I was expecting more chick-lit and less clever introspection and witty social commentary. I would call Ms. Gilman a better-grounded David Sedaris. Just as funny as he, but not quite as bitter.
“Hypocrite In A White Dress” chronicles Susie’s life from kindergarten until her first year of marriage. Each chapter in her life is an essay that could stand on its own two legs. The book is chronological but reads more as a series of wonderful personal essays.
Susie Gilman is a very prescient writer.She captures the crazy feelings of childhood, the joys and dramas of middle school and the wild high school years. She continues to her college years and first jobs, then to her relationships with men, and eventual marriage in a giant white dress. The title perfectly captures her sensibilities.
With so much information, it could become overly sesquipedalian (much like myself), but she stay quick and it moves right along
The book’s subtitle is “Tales of growing up groovy and clueless.” Groovy maybe but not clueless. Gilman is not only very astute in her observations, she is wildly amusing. A manifesto with jokes, if you will. A spoonful of sugar helps the social commentary go down, and all that.
Her initial foray into expressing herself is acting; in the home-made video of a hippie member of their summer colony. Susie and little Edward (pronounced Edwid by his Brooklynese parents) run naked at sunrise with butterflies and she is still hoping like hell that the tape is long gone. She maintains the urge to find herself and registers most following events.
She documents the illustrious and the mundane with equal fondness. She has her first fight, and loses,(with tough puerto rican girls over a tire swing in the park). She sings her little jewish heart out at her presbyterian school’s Christmas pageant. She grows pendulous mammaries virtually overnight. She idolizes, then amazingly meets and spends an entire evening with Mick Jagger.
My favorite chapter / essay involves her rapid poltical change upon seeing the FICA deductions on her first paycheck. Calling Susie’s mother on the phone, her father says,” I’m watching our daughter turn from a communist to a moderate … whoops. Wait. I think she just went straight to conservative.”
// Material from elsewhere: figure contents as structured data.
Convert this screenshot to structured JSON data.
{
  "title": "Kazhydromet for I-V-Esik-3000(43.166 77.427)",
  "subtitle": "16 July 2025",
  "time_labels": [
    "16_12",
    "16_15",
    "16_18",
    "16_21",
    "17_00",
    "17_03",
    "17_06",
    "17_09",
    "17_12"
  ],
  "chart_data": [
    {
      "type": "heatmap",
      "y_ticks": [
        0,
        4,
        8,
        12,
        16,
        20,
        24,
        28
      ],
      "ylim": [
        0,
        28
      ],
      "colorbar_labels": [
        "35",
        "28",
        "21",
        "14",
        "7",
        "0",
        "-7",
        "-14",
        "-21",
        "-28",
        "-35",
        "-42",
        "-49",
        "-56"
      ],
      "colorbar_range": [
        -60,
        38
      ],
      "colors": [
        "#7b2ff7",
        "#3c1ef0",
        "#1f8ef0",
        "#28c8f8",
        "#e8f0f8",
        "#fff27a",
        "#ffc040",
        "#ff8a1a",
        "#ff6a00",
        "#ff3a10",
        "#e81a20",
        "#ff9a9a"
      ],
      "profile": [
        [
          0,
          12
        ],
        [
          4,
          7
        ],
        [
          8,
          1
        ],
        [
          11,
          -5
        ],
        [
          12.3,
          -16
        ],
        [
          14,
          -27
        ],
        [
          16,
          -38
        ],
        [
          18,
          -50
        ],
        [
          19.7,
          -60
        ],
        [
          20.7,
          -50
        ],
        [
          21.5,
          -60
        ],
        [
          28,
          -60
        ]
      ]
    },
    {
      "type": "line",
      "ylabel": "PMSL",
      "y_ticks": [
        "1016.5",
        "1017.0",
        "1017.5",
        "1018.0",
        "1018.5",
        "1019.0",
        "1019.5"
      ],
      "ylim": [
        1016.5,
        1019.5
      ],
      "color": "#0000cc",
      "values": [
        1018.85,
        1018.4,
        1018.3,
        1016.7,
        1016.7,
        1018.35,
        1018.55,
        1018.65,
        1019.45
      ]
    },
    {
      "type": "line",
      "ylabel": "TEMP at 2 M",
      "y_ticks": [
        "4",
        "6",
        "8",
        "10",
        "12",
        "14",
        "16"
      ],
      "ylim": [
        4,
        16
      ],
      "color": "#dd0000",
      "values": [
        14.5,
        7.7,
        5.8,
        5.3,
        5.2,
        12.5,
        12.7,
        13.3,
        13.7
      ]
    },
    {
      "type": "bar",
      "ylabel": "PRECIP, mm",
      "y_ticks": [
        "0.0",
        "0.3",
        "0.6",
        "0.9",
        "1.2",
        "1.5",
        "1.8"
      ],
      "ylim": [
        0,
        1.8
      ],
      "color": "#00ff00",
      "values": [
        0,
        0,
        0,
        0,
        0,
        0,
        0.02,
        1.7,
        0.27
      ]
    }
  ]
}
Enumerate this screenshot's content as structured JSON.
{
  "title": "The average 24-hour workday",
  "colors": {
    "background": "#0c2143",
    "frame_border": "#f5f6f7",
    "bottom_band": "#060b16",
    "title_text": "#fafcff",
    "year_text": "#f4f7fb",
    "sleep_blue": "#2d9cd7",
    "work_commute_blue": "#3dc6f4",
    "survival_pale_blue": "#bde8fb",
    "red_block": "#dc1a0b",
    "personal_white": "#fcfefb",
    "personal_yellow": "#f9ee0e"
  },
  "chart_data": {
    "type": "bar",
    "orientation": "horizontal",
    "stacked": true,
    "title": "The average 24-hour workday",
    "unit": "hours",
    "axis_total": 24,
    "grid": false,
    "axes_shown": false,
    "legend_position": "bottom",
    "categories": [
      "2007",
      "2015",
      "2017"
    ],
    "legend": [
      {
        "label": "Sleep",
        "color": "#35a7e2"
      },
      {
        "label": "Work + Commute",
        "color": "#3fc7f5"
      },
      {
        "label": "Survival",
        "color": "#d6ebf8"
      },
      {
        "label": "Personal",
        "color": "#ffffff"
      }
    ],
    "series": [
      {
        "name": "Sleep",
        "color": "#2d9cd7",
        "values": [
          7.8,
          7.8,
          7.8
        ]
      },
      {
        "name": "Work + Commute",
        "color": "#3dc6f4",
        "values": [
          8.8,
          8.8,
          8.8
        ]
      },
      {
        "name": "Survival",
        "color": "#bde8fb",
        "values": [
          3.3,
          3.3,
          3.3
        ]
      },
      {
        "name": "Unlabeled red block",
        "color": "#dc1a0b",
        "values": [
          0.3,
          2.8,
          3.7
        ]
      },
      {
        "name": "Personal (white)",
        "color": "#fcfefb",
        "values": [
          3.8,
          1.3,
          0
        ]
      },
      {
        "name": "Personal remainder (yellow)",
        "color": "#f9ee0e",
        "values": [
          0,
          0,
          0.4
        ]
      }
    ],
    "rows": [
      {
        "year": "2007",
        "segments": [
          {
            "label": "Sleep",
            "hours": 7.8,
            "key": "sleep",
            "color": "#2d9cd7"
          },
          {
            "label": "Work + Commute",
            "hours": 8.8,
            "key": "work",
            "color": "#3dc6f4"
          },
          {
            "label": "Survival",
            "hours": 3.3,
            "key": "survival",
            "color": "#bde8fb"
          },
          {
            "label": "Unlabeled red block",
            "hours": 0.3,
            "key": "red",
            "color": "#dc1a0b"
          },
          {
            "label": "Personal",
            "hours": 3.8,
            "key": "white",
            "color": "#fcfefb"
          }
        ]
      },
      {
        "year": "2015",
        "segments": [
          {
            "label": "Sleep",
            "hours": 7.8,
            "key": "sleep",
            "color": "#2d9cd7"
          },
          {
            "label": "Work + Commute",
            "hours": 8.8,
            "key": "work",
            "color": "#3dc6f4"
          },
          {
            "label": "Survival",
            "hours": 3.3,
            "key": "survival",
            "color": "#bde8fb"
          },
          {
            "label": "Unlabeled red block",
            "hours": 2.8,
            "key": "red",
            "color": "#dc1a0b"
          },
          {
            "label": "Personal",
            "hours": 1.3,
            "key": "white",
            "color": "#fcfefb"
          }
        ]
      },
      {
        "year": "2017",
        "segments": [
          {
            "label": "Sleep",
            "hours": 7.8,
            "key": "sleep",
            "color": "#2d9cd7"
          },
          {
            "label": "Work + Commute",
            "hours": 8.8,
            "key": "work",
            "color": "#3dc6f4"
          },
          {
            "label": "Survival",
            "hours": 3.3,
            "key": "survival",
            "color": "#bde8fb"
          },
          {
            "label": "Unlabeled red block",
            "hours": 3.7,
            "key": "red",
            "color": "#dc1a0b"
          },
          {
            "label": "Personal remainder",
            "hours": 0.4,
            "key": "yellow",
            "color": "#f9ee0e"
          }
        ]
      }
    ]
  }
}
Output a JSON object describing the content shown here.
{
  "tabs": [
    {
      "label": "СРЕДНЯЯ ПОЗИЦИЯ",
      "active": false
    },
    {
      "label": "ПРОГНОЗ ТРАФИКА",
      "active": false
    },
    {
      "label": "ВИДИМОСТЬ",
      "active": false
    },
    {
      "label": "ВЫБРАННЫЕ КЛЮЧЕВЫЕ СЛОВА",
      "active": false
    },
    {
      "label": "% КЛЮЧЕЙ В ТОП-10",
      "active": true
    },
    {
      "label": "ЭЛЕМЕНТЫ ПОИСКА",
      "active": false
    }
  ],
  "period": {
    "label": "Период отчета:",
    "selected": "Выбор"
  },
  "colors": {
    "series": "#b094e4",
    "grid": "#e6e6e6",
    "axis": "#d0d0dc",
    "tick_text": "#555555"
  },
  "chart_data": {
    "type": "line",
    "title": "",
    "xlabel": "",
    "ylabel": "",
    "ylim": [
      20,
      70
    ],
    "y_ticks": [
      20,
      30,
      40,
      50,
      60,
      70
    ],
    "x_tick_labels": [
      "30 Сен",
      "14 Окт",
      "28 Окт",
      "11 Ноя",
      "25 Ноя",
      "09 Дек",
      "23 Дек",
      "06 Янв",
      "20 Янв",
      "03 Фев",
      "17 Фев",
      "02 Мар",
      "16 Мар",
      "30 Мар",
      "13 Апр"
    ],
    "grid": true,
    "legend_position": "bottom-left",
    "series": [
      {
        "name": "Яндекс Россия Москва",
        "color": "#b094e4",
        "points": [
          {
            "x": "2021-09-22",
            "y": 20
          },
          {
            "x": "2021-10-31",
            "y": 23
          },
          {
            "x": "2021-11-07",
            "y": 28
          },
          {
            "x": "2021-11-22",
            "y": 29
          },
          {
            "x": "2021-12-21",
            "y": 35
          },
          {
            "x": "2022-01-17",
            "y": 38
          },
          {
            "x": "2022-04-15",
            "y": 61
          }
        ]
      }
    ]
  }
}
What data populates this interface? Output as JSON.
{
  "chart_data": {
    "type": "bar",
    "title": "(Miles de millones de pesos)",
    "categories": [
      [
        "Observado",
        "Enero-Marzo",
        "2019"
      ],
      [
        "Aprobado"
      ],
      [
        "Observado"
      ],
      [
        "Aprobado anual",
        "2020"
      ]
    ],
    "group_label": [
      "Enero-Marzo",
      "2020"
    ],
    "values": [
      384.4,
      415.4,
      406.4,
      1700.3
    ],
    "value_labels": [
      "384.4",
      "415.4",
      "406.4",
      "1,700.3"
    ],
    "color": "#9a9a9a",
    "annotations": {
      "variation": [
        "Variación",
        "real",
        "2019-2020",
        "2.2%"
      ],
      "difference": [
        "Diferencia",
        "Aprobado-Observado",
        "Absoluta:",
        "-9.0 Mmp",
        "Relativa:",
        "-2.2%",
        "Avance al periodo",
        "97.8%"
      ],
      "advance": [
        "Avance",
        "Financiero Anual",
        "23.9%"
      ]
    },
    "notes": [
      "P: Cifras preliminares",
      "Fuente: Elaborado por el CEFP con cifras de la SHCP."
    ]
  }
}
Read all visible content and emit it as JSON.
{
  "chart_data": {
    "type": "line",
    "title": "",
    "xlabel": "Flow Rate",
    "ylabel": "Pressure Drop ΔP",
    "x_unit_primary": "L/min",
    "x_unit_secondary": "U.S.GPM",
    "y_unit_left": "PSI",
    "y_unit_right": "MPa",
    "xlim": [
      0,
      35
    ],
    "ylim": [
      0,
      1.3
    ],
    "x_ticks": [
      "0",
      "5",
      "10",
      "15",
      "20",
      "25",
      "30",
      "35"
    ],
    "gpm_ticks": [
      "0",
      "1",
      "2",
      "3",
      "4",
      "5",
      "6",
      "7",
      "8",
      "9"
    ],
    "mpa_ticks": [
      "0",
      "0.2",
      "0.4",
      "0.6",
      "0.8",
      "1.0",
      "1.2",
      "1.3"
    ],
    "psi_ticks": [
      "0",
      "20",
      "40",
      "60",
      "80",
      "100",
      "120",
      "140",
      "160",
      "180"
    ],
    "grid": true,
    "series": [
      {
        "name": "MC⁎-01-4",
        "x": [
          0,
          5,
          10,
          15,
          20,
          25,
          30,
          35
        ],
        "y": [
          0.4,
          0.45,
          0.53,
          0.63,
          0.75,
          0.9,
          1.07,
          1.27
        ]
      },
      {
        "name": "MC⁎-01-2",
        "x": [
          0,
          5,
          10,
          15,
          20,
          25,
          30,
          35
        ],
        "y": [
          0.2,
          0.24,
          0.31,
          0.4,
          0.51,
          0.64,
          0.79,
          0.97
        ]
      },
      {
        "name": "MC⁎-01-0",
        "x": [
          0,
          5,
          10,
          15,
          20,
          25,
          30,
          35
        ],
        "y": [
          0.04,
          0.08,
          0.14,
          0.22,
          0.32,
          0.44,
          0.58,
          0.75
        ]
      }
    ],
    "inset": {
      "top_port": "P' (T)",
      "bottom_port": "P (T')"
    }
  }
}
Her fist real job is writing for The Jewish Week, where she enjoys tormenting the readers with homosexual rabbi articles and eating non-kosher foods.
I’ll let the reader discover her subsequent forays into employment for themselves. Suffice it to say, it is enjoyable. For us. Not for her.
Her growth and development from childhood to adulthood are well plotted through these humorous forays and she has written a very good memoir. A coup de foudre in the world of girly reminiscences.